Фридрих смог очень чётко уловить момент, когда Костя перестал писать официально, вдруг сместившись на что-то очень личное, что прятал от других под формой и погонами, и своими наверняка бесчисленными медалями, и сдержанной до застенчивости улыбкой, рассказывая про стоящую у входа в штаб высокую ветвистую березу, в тени которой, скрывшись среди тонких и гибких ветвей, окутанных сочной листвой, любил отдыхать, вырывая у бесконечной череды дел короткие минуты на перекур и именно там читая письма от Паулюса. «Листок в конверте» - так заканчивался абзац, и сначала Фридрих не понял, что Костя имеет в виду, и поэтому вздрогнул, когда на ладонь из перевернутого конверта выскользнул полусухой зеленый лист березы, немного надорванный у основания, где тонкий черенок, расползаясь узорчатой сетью прожилок, превращался в зеленое пёрышко. "Ох, солнце моё", – вспышкой молнии пронеслось в голове, стоило представить, как Костя, закуривая, разбавляет живую зелень березовой кроны сизым едким дымом, отрывает один из низко висящих листков и тайком складывает в карман или сразу в конверт, чтобы потом уместить туда же своё неловкое, написанное на коленке в машине письмо. Это обращение настолько покорило Фридриха, что сразу потеснило милое обращение по имени, и Паулюс понял, что теперь в половине мыслей о своём герое будет называть его именно так.
Поймав себя на том, что отвлекся от чтения уже не раз и не два, Фридрих сосредоточился, прогнав из головы все лишние и посторонние мысли, чтобы полностью заполнить разум только Рокоссовским, его словами, уложенными волнами строчек на бумагу, его мыслями, которыми он делился скупо, почти застенчиво, его усталостью, проступавшей в резковатых линиях букв, о которой он шептал вчера Паулюсу в ладонь, целуя обветренными губами на каждом слове. Заканчивалось письмо так: « + Еду в машине, которая принадлежала вам, устроился так комфортно, что клонит в сон. Немного волнуюсь о нашей встрече, раздумываю, отдавать ли вам эту писанину, не сочтёте ли вы её глупостью». Дочитав, Паулюс едва нашел в себе силы вдохнуть, так защемило в груди от нежности к Косте, к его совершенно непонятному волнению, неужели он мог подумать, что ему будут не рады. Застенчивость такого грозного и сильного генерала казалась явлением невозможным, но, как Фридрих понял, имела место быть, и представлялась столь очаровательной, что колени подгибались, а сердце начинало биться так сильно, что рёбра, казалось, сейчас не выдержат, треснут на осколки и причинят самую сладкую боль из возможных. Постояв еще немного, прижимая дорогое послание к губам, Паулюс, едва найдя в себе силы сдвинуться с места, спрятал письмо в записную книжку, под обложку, чтобы никто не нашел.
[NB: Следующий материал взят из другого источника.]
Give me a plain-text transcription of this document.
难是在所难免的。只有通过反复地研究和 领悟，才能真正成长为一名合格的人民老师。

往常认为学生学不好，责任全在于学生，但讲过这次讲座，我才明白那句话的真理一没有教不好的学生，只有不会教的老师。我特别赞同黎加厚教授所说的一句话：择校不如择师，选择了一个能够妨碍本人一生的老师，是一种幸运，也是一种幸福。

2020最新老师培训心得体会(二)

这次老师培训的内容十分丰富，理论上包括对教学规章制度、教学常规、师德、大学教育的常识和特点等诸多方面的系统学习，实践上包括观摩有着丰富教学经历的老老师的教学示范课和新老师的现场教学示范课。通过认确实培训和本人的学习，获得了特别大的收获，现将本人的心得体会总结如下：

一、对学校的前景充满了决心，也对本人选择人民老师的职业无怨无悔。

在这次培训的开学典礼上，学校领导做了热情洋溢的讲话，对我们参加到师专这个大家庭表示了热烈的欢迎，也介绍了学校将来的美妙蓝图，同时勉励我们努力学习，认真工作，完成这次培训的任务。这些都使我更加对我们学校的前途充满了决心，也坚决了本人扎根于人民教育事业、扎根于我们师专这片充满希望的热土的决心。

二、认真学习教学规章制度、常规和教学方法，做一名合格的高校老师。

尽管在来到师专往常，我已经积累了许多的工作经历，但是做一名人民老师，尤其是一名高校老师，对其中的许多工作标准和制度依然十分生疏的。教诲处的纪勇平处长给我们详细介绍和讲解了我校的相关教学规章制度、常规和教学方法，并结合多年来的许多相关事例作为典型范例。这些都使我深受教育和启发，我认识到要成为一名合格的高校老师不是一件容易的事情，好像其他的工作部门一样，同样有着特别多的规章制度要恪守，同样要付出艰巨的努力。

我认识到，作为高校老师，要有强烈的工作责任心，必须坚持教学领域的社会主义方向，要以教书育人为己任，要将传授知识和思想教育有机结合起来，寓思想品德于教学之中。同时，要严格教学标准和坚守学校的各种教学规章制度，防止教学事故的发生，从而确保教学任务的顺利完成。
Заслуживает ли счастья пленённый и потерявший всё предатель для своего народа? Погибая в больных льдах Сталинграда, Паулюс сказал бы – "Нет, не заслуживает". И сейчас думал также, только хранил это острое понимание в дальних уголках своего разума, чтобы не раниться лишний раз, не мучить себя въедливыми колючими мыслями, что не имеет права ни на какую радость, а тем более на благосклонное, нежное внимание Рокоссовского.
Удача отвернулась от фельдмаршала, толкнув в кольцо и обложив со всех сторон моральными принципами и внезапным трусливым жизнелюбием, чёрт бы его побрал, не позволившим выстрелить себе в голову, лишь для того, чтобы полгода спустя подарить другое кольцо, снова костино, но теперь безопасное и тёплое, только защищающее и берегущее, одной своей осторожностью дающее понять, что вреда не причинит и другим не позволит.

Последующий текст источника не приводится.